Inverse Design Meets Big Data: A Spark-Based Solution for Real-Time Anomaly Detection
Wed, 17 Jan 2024 18:27:32 -0000
|Read Time: 0 minutes
Inverse design is a process in which you start with a wanted outcome and performance goals. It works backward to find the system configuration and design parameters to achieve goals instead of the more traditional forward design, in which known parameters shape the design.
For accurate and timely identification of anomalies in big data streams from servers, it is important to configure an optimal combination of technologies. We first pick the autoencoder technique that shapes the multivariate analytics, then configure Kafka-Spark-Delta integration for dataflow, and finally select the data grouping at the source for the analytics to fire.

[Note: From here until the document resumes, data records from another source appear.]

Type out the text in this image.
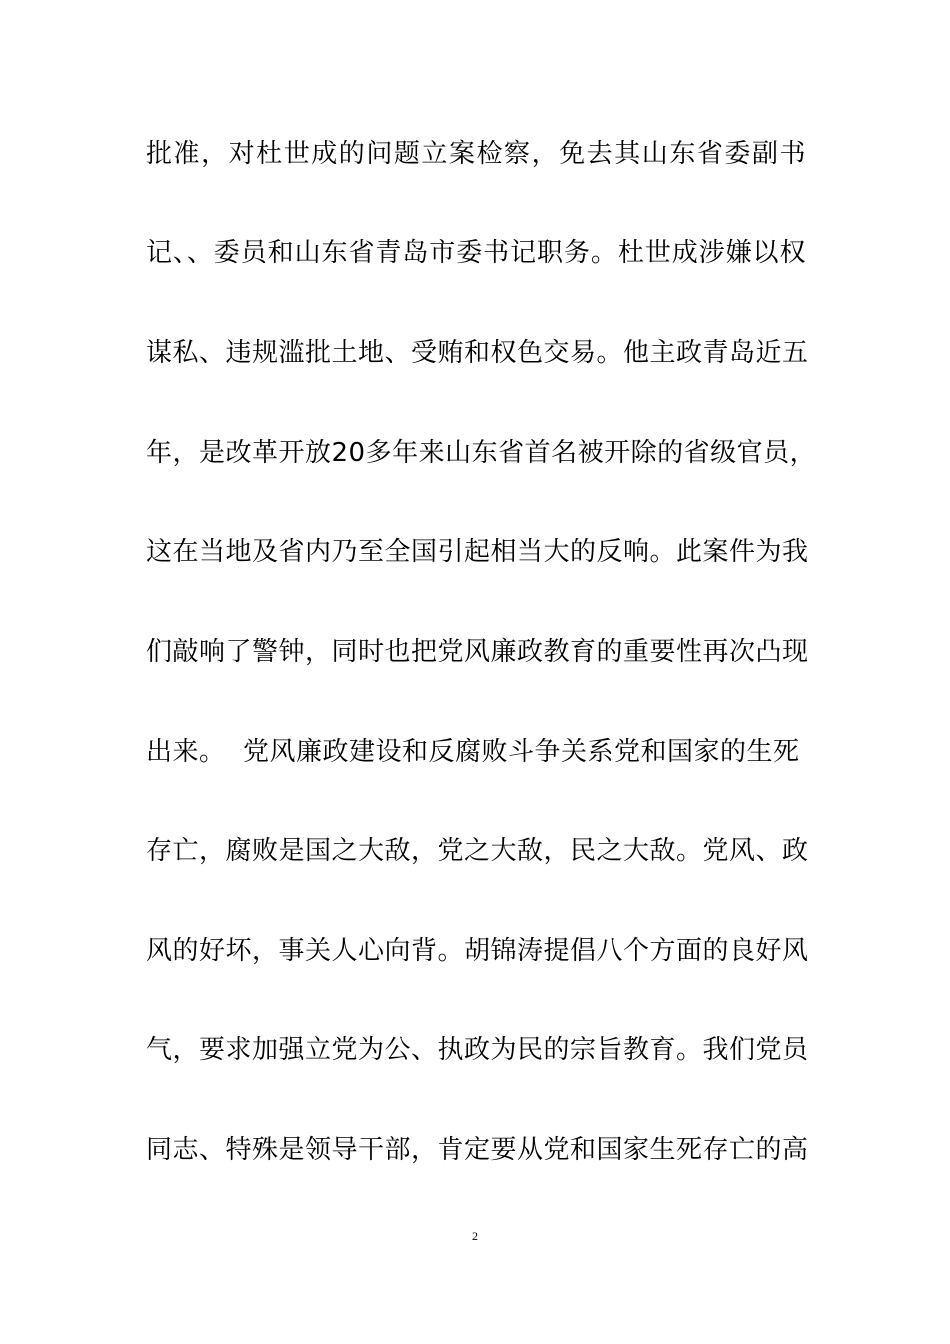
批准，对杜世成的问题立案检察，免去其山东省委副书
记、、委员和山东省青岛市委书记职务。杜世成涉嫌以权
谋私、违规滥批土地、受贿和权色交易。他主政青岛近五
年，是改革开放20多年来山东省首名被开除的省级官员，
这在当地及省内乃至全国引起相当大的反响。此案件为我
们敲响了警钟，同时也把党风廉政教育的重要性再次凸现
出来。  党风廉政建设和反腐败斗争关系党和国家的生死
存亡，腐败是国之大敌，党之大敌，民之大敌。党风、政
风的好坏，事关人心向背。胡锦涛提倡八个方面的良好风
气，要求加强立党为公、执政为民的宗旨教育。我们党员
同志、特殊是领导干部，肯定要从党和国家生死存亡的高
2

The iDRAC module in Dell PowerEdge servers gathers critical sideband data in its sensor bank. This data can be programmed for real-time streaming, but not every signal (data-chain) is relevant to online models that consume them. For example, if the goal is to find servers in the data center that are overheating, the internal residual battery charge in servers is not useful. Composable iDRAC data from PowerEdge servers is pooled in networked PowerScale storage. The most recent chunks of data are loaded onto memory for anomaly detection over random samples. Computed temporal fluctuations in anomaly strength complete the information synthesis from raw data. This disaggregated journey from logically grouped raw data to information using the Dell Data Lakehouse (DLH) network infrastructure specification (not shown here) triggers action in real-time. The following figure captures the architecture:
Figure 1. End-to-end architecture for streaming analytics
The pipeline has two in-order stages─ingress and egress. In the ingress stage, target model (for example, overheating) features influence data enablement, capture frequency, and streamer parameterization. Server iDRACs [1] write to the Kafka Pump (KP), which interprets native semantics for consumption by the multithreaded Kafka Consumer, as shown in the following figure:
Figure 2. Kafka to Delta
The reader thread collects data from the configured input buffer while the writer thread periodically flushes this data by concatenating to the HDFS storage in Delta format, using Spark services for in-memory computing, scalability, and fault tolerance. Storage and data-management reliability, scalability, efficiency of HDFS and Delta Lake, coupled with the Spark and Kafka performance considerations influenced our choices.
In the egress stage of the pipeline, we apply anomaly strength analytics to the pretrained autoencoder [2] model. The use of NVIDIA A100 GPUs accelerated autoencoder training. Elasticsearch helped sift through random samples of the most recent server data bundle for anomaly identification. Aggregated Z-score error deviations over these samples helped characterize the precise multivariate anomaly strength (as shown in the following figure), extrapolation of which over a temporal window captured undesirable fluctuations.
Figure 3. Anomaly analytics
We used Matplotlib to render, but you can alternatively manufacture on-demand events to drive corrections in the substrate. If generalized, this approach can continuously identify machine anomalies.
Conclusion
In this PoC, we combined several emerging technologies. We used Kafka for real-time data ingestion with Spark for reliable high-performance processing, HDFS with Delta Lake for storage, and advanced analytics for anomaly detection. We designed a Spark solution for real-time anomaly detection. By using autoencoders, supplemented with a strategy to quantify anomaly strength without requiring periodic drift compensation, we proved that modern data analytics integrates well on Dell DLH infrastructure. This infrastructure includes Red Hat OpenShift, Dell PowerScale storage, PowerEdge compute, and PowerSwitch network elements.
References:
[1] Telemetry Streaming with iDRAC9— Custom Reports Get Started
[2] D. Bank, N. Koenigstein, R. Giryes, “Autoencoders”, arXiv:2003.05991v2, April 2021.